THE SUIT Testico, 5 February 2014
The suit does not exist. It is still a dream, like the Bangkok suit I planned many years ago. Jean Genet, lice, sex in dark places, tanned skin, greasy hair, old leather sandals, a singlet and a dirty worn suit in faded orange silk. The thought was there. The design was there, and it was all about letting myself go. Destruction. Then the Paris suit. The market at Porte de Clignancourt. Perhaps I saw it there, a long time ago? The look of it has changed over the years. Now it is made in a heavy wool fabric in beige and pink tones, with a silhouette from the 1930s.
The motivation for becoming a tailor was the need to learn a craft. I wanted to make something with my hands. When I was accepted at the tailoring school, I didn’t know much about it. I remember saying the first day in class that I didn’t think it would involve so much stitching by hand. The hand stitching is an essential part of making a suit. Of course. But I didn’t know.
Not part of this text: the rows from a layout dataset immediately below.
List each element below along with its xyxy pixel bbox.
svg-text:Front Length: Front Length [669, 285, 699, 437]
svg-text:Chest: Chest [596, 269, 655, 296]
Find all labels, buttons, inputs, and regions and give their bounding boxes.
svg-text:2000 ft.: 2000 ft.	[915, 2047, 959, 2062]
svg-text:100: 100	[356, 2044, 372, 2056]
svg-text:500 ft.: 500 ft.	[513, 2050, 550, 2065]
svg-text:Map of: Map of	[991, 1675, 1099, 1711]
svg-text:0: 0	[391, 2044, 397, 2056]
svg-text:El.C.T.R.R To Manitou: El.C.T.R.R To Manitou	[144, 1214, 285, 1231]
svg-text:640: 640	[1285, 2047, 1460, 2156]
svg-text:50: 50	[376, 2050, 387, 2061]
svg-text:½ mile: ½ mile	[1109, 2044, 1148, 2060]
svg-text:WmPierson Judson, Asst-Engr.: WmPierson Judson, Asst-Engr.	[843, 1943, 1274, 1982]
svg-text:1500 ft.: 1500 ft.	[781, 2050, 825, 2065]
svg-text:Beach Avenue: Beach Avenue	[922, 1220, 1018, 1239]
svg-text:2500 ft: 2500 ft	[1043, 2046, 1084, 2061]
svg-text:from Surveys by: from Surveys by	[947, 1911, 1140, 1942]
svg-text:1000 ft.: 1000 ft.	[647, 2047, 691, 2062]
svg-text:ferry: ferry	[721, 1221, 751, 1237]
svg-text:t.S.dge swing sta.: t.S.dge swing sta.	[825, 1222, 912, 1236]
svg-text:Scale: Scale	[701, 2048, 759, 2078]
My interest in clothes and fashion was in a strange way separate from the tailoring for a long time. I didn’t experiment much with making other kinds of garments. I remember I thought of sewing a T-shirt as a technical obstacle – where to start? – while making a suit was something I did without hesitation.
The transferral of a woven fabric to a three-dimensional form never really became clear to me, and the teachers didn’t talk much about the body. I ended up becoming quite good at details, pockets and stitching, but the total fit of the garments was a challenge.
Sewing and daydreaming, as time passed in school. I was slow, compared to the standards of the guild. I knew it, but I tried over and over again to get it right, until I stopped sewing 20 years ago.